BAYRAMLIK
İyi bir yazar olsa yazısını yazmadan sözlüğe bakardı kesinkes.
‘Bayram’ı mı ele alacak, birkaç dilde bayram ne demek diye arardı.
Epistemolijik olarak nereden geldiğine bakardı.
Nereye gidebileceğine ilișkin birșeyler de söyleyebilirdi belki.
Oysa, bugün ben sözlüğe-mözlüğe bakmadan, bayramların toplumları toplum yapan değerlerden olduğunu söyleyeceğim.
Bir ortak değer.
Ve o ortaklığı ‘kuran’ bir değer.
‘Çimento’ da denilebilir.
İnsanı insan yapan, ‘hayvanoğlu hayvan’lıktan kurtaran bir ‘harç’.
Sözlüklerde böyle mi yazıyor bilmiyorum.
Bugün oruç tutan da tutmayan da sarılabilecek biribirine yine.
Müslüman olan olmayana saygı duyacak.
Küskünler barıșabilecek.
Görüșebilenler biribirlerine șeker ikram edecek, ıraktakıler bir kutlama ‘ileti’si göndereceklerdir.
Ben de buradan hepinizin bayramını içtenlikle kutlarım.
Ancak hepinizin içinde Alaca Karanlık Partisi yöneticilerinden kimse olmasın.
Ergenekon davasına bakan savcı ve yargıçlar;
Fare kuyruğu bıyıklı vali ve kaymakamlar;
Polis müdürleri, TSK subayları, zabıta ve sair güvenlik güçleri;
Yüksek ve alçak memurlar;
Milletvekilleri ve belediye bașkanları;
‘Bunlardan Allah razı olsun’ diyenler;
Ayırdında olmadan bunların peșine takılanlar da olmasın.

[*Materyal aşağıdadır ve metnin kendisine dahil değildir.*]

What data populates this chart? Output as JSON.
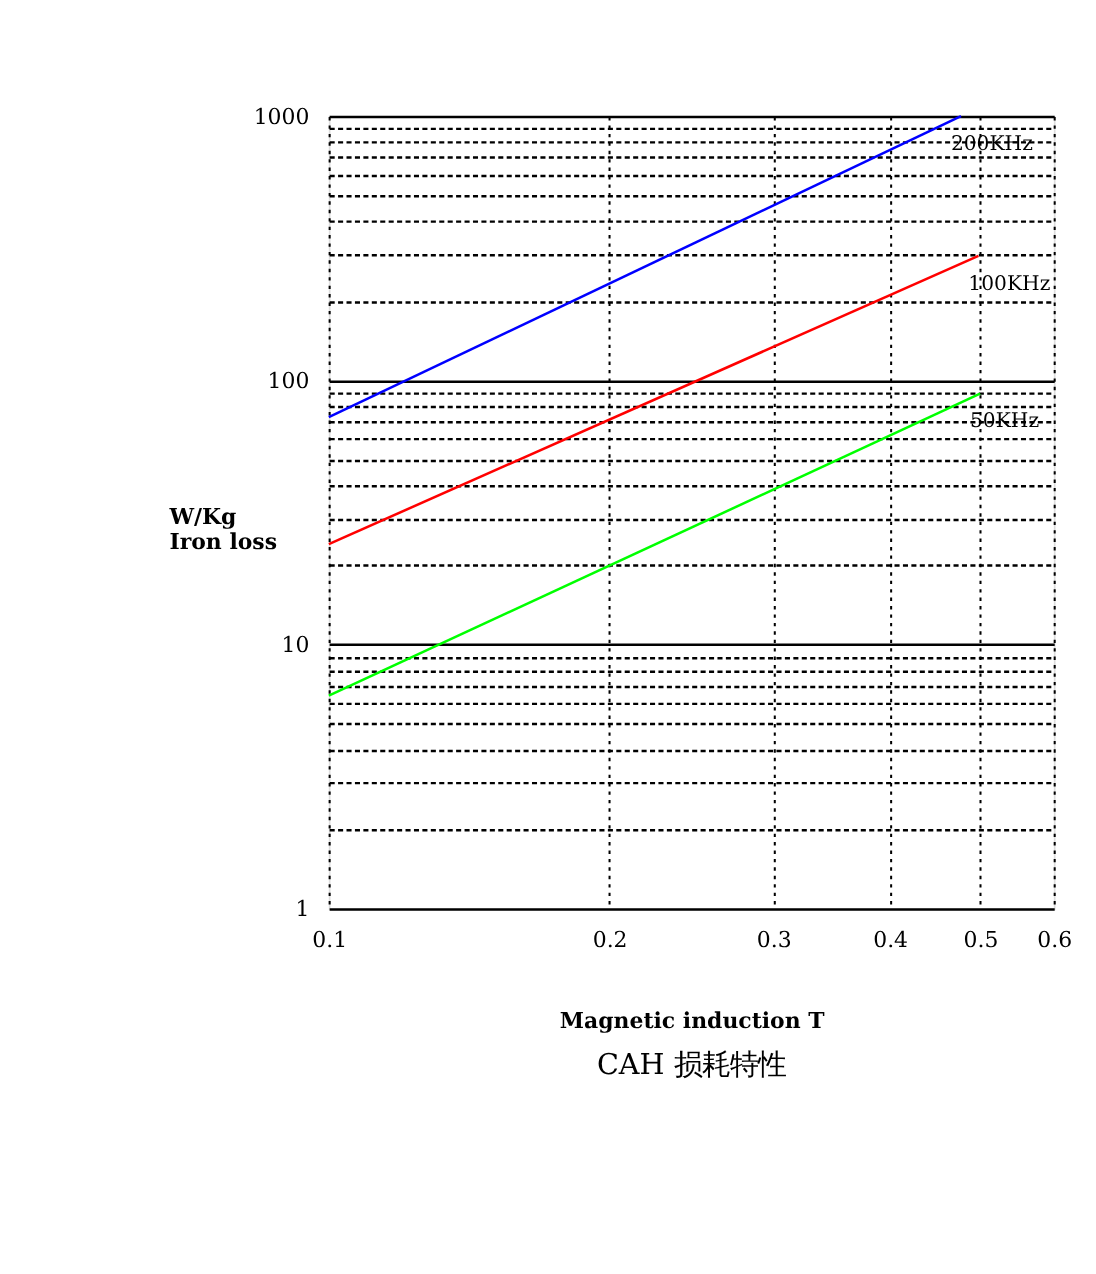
{
  "chart_data": {
    "type": "line",
    "title": "CAH 损耗特性",
    "xlabel": "Magnetic induction T",
    "ylabel": "W/Kg\nIron loss",
    "log": "xy",
    "grid": true,
    "xlim": [
      0.1,
      0.6
    ],
    "xticks": [
      0.1,
      0.2,
      0.3,
      0.4,
      0.5,
      0.6
    ],
    "ylim": [
      1,
      1000
    ],
    "yticks": [
      1,
      {
        "value": 2,
        "label": null
      },
      {
        "value": 3,
        "label": null
      },
      {
        "value": 4,
        "label": null
      },
      {
        "value": 5,
        "label": null
      },
      {
        "value": 6,
        "label": null
      },
      {
        "value": 7,
        "label": null
      },
      {
        "value": 8,
        "label": null
      },
      {
        "value": 9,
        "label": null
      },
      10,
      {
        "value": 20,
        "label": null
      },
      {
        "value": 30,
        "label": null
      },
      {
        "value": 40,
        "label": null
      },
      {
        "value": 50,
        "label": null
      },
      {
        "value": 60,
        "label": null
      },
      {
        "value": 70,
        "label": null
      },
      {
        "value": 80,
        "label": null
      },
      {
        "value": 90,
        "label": null
      },
      100,
      {
        "value": 200,
        "label": null
      },
      {
        "value": 300,
        "label": null
      },
      {
        "value": 400,
        "label": null
      },
      {
        "value": 500,
        "label": null
      },
      {
        "value": 600,
        "label": null
      },
      {
        "value": 700,
        "label": null
      },
      {
        "value": 800,
        "label": null
      },
      {
        "value": 900,
        "label": null
      },
      1000
    ],
    "series": [
      {
        "name": "200KHz",
        "color": "#0000ff",
        "x": [
          0.1,
          0.477
        ],
        "values": [
          72.6,
          1000
        ]
      },
      {
        "name": "100KHz",
        "color": "#ff0000",
        "x": [
          0.1,
          0.498
        ],
        "values": [
          24,
          296
        ]
      },
      {
        "name": "50KHz",
        "color": "#00ff00",
        "x": [
          0.1,
          0.5
        ],
        "values": [
          6.4,
          89
        ]
      }
    ]
  }
}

Mehmetçiğe kurșun sıkanlar;
‘Türkiye Cumhuriyeti’ne TC diyenler;
Kemalizmi öğrenmeden yerenler;
Sosyalizmi bilmeden savunanlar;
Okuduğunu anlamayanlar da olmasın.
Kenan Evren, Turgut Özal, Tansu Çiller ve Necmettin Erbakan da olmasın.
Abdullah Gülen, Fetullah Gül ile Recep Șaban;
Bülent Ersoy ya da Bülent Arınç, Hasan Demir ya da Hüseyin Çelik, Bozdağlı Bekir ya da Altaylı Beșir de olmasın.
Abdullah Öcalan ya da Cemil Bayık; Barzani ya da Talabani de olmasın.
Bayramlarını kutlamıyorum.
Bunlarla herhangi bir ‘ortak değer’i paylașmıyorum.
Tarihin belli bir ‘zaman dilimini’ paylaștık sadece.
Ben ‘insan’ onlar ‘birey’ olmayı yeğlediler;
Bencil, çıkarcı ve düzenbaz oldular.
Bu bayramda da bayramlașmayacağım onlarla.
Gelecek bayramlarda da..
Çimentoları bulașmasın bana, sarılıp da birlikte tașlașmak istemem.
En azından ‘iki yüzlü’ değilim.
Onların ‘çimentosu’ da ‘harç’ları da iki yüzlü ve kaypak oysa.
İsterse fare kuyruğu bıyıklarının altından gülsünler bana.
Doğaları öyledir, yarın da kașlarını çatacaklardır doğallıkla.
‘İnsan’ olmadan insan ‘mıș gibi’ görünmek günü değildir bayramlar.
Hem olduğu gibi görünen hem de göründüğü gibi olanların bayramını kutlarım.
Onlar da benim bayramımı kutlamasınlar.
Hiç değilse bir gün, bir bayramda ‘oldukları gibi görünsünler’ yeter.